We plumbers know that in order to solve a complex problem it needs to be broken down into more clearly delineated steps. Example: 
"I don't have hot water" will start a list of questions. . . is this problem every where or just in one faucet? When was the last time you had this problem? Electric, or gas? Circulator? Have you paid your utility bill. . . .you get the idea. Perhaps we can break down the human induced global warming conundrum into simpler, more digestible bites. 

  • World temperature is complicated. If we're going to get good answers we need good data, right? And the more questionable the data, the less confidence we have in the answer, right? So, the fact is, nobody really knows what the Earth's temperature is. The job of sorting out thousands of data sources, some less reliable than others is just as much of an art as it is a science. If you want to see some of the artist's work, check out HARRY_README.TXT file. Mind you, I'm not throwing rocks at the programmer of the temperature calculating program. I've done enough programming of my own to know what  nightmare it can be to try to match up data from many differing and evolving sources. My main point here is to observe that there is an error factor in the data that climatologists are using when they scream "the Earth is warming, the Earth is warming!" How big is the fudge factor?  I don't know. Pick a number 1or 2 degrees? 5 degrees? I think your guess is as good as theirs but after all the data manipulations they're claiming a fudge factor of about 0.18 degree.  (I'm really trying to keep a straight face here. Don't make me giggle!)
  • Just how big is the so called 'warming trend?'  Using this mishmash of data, the UN climate folks are claiming that the earth has warmed about 0.74 of a degree (give or take 0.18, or a fudge factor of over 24%). Whatever. So, let's stipulate that they're right. 0.74 degrees is supposed to be 57.88 degrees(c). So as a percentage, our temp would be just a shade over 1% higher over the past century. Hold that thought.
  • Carbon (Atomic #6) is supposed to be the 6th most plentiful element in the universe. If you believe in the law of conservation of matter then you know that we have the same amount of carbon now as we've ever had. That's why we refer to "releasing carbon" rather than "creating carbon" when you fire up that SuperDuty diesel of yours. Carbon dioxide is great plant food and it's even very important to proper respiration in humans. It's considered to be a green house gas because it allows sunshine in but reflects radiated heat -- meaning that it helps our planet capture and use solar energy.  Carbon is said to make up about 0.038% of our atmosphere.Mankind is supposed to be responsible for about 3% of that 1/3% so figure our contribution to the pie to be somewhere around 0.0011% of the total greenhouse gases. But let's put that carbon foot print into perspective. . . 

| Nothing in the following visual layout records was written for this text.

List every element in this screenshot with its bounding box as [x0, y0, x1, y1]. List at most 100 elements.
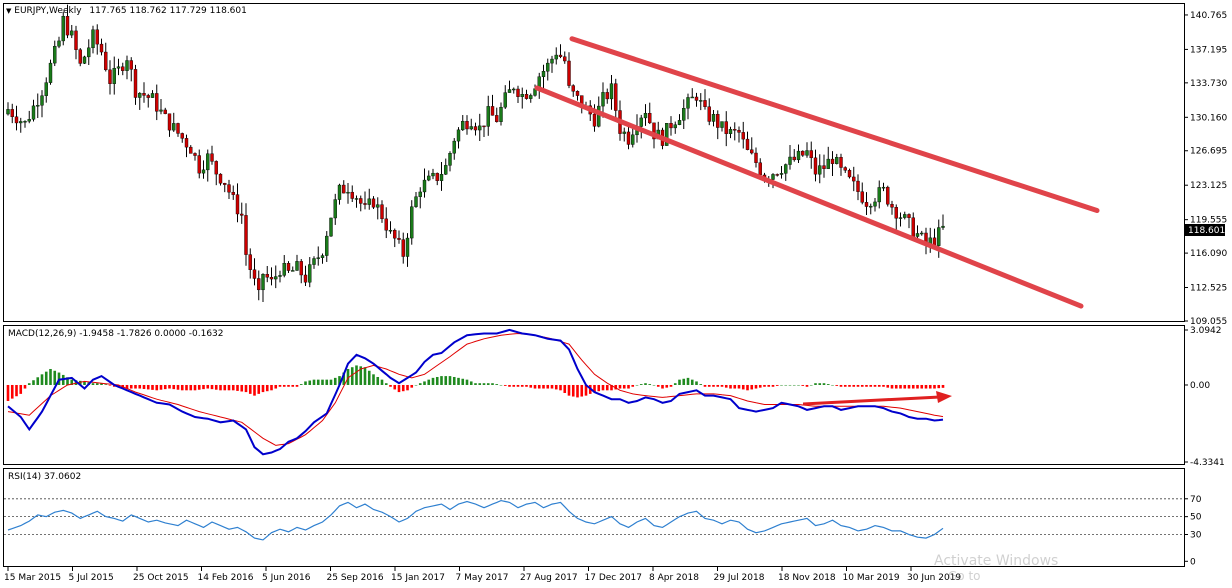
macd-histogram-bar [329, 379, 333, 385]
candle-body [703, 100, 707, 107]
macd-histogram-bar [397, 384, 401, 393]
candle-body [393, 229, 397, 239]
channel-lower-line [534, 85, 1084, 309]
candle-body [639, 117, 643, 127]
chevron-down-icon[interactable]: ▼ [6, 7, 12, 15]
macd-histogram-bar [788, 384, 792, 386]
macd-histogram-bar [146, 384, 150, 390]
macd-histogram-bar [389, 384, 392, 387]
macd-histogram-bar [91, 383, 95, 385]
macd-tick-label: -4.3341 [1190, 458, 1225, 468]
candle-body [524, 94, 529, 99]
candle-body [444, 165, 448, 175]
candle-body [941, 225, 945, 228]
macd-histogram-bar [27, 383, 31, 385]
candle-body [881, 186, 886, 189]
price-panel-frame [3, 3, 1185, 322]
candle-body [269, 277, 274, 280]
macd-histogram-bar [270, 384, 273, 391]
macd-histogram-bar [435, 376, 439, 385]
candle-body [142, 93, 146, 96]
macd-histogram-bar [142, 384, 146, 389]
candle-body [503, 92, 507, 108]
candle-body [813, 157, 818, 175]
candle-body [937, 227, 941, 246]
macd-histogram-bar [223, 384, 227, 391]
macd-histogram-bar [78, 380, 82, 385]
macd-histogram-bar [733, 384, 737, 389]
macd-histogram-bar [346, 368, 350, 385]
macd-histogram-bar [172, 384, 176, 390]
macd-histogram-bar [134, 384, 137, 389]
macd-title: MACD(12,26,9) -1.9458 -1.7826 0.0000 -0.… [8, 329, 224, 339]
candle-body [860, 191, 864, 203]
candle-body [809, 150, 813, 159]
current-price-label: 118.601 [1188, 226, 1225, 236]
watermark-line-2: Go to [948, 569, 981, 583]
time-tick-label: 5 Jul 2015 [69, 573, 114, 583]
candle-body [274, 276, 278, 280]
candle-body [150, 93, 155, 98]
macd-histogram-bar [457, 377, 460, 385]
candle-body [159, 109, 163, 112]
candlesticks [6, 4, 945, 303]
macd-histogram-bar [686, 377, 690, 385]
macd-histogram-bar [355, 365, 358, 385]
macd-histogram-bar [278, 384, 282, 387]
macd-histogram-bar [801, 384, 805, 386]
channel-upper-line [569, 36, 1100, 214]
macd-histogram-bar [746, 384, 749, 391]
candle-body [890, 204, 894, 208]
macd-histogram-bar [525, 384, 528, 387]
price-tick-label: 126.695 [1190, 147, 1227, 157]
macd-histogram-bar [503, 384, 507, 386]
macd-histogram-bar [163, 384, 167, 390]
time-tick-label: 18 Nov 2018 [778, 573, 836, 583]
macd-histogram-bar [168, 384, 171, 389]
macd-histogram-bar [210, 384, 214, 390]
macd-axis: 3.0942 0.00 -4.3341 [1184, 326, 1225, 468]
candle-body [571, 85, 575, 92]
macd-histogram-bar [678, 379, 681, 385]
macd-histogram-bar [53, 370, 57, 385]
candle-body [431, 172, 435, 177]
candle-body [694, 96, 699, 101]
price-tick-label: 133.730 [1190, 79, 1227, 89]
macd-histogram-bar [805, 384, 809, 387]
macd-histogram-bar [393, 384, 397, 390]
macd-histogram-bar [618, 384, 622, 389]
macd-histogram-bar [529, 384, 533, 388]
candle-body [82, 56, 87, 64]
candle-body [550, 58, 554, 64]
candle-body [363, 203, 367, 205]
candle-body [745, 138, 750, 150]
candle-body [405, 237, 410, 257]
candle-body [57, 40, 61, 47]
candle-body [728, 129, 733, 134]
macd-histogram-bar [155, 384, 159, 391]
candle-body [337, 184, 342, 200]
macd-histogram-bar [482, 383, 486, 385]
candle-body [461, 120, 465, 131]
candle-body [507, 89, 512, 93]
candle-body [108, 69, 112, 84]
macd-histogram-bar [767, 384, 771, 387]
candle-body [333, 199, 337, 219]
candle-body [473, 126, 478, 131]
candle-body [741, 132, 745, 140]
candle-body [903, 214, 907, 218]
macd-histogram-bar [741, 384, 745, 390]
candle-body [784, 164, 788, 174]
candle-body [31, 105, 36, 120]
macd-histogram-bar [784, 384, 788, 386]
candle-body [605, 92, 609, 100]
candle-body [758, 162, 762, 176]
macd-histogram-bar [882, 384, 885, 387]
candle-body [495, 115, 499, 122]
macd-histogram-bar [571, 384, 575, 397]
candle-body [677, 120, 682, 125]
candle-body [129, 60, 133, 70]
candle-body [418, 191, 422, 197]
candle-body [295, 261, 299, 271]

  • Water vapor is not counted as a greenhouse gas but in fact, it makes up about 95% of the whole greenhouse effect. I'm told the oceans evaporate about 92 quadrillion gallons a year (please don't tell congress about quadrillions!  In 2050 that will be our new budget!!). My calculator spits and sputters but I think what this means is that our supposed 28 billion tons of carbon is being dumped into almost 35 trillion tons of water vapor. In other words, try as we might, the best we can do is to spew less than one tenth of one percent of the total greenhouse gasses into the atmosphere. Makes you feel pretty insignificant huh?

So, here's my question: If we nasty humans are only capable of contributing less than a tenth of a percent of those nasty greenhouse gasses to the atmosphere is it really reasonable to give us credit/blame for the whole global warming issue (if it exists at all?). Let's be reasonable. Perhaps there's another reason the earth is warming? The Arctic icecap thawed a hundred years ago. Where were we then? What about the sun?  I'm just saying that there's a good reason to be skeptical about what the U.N. is trying to foist on the world. But that's a whole other entry. To be continued?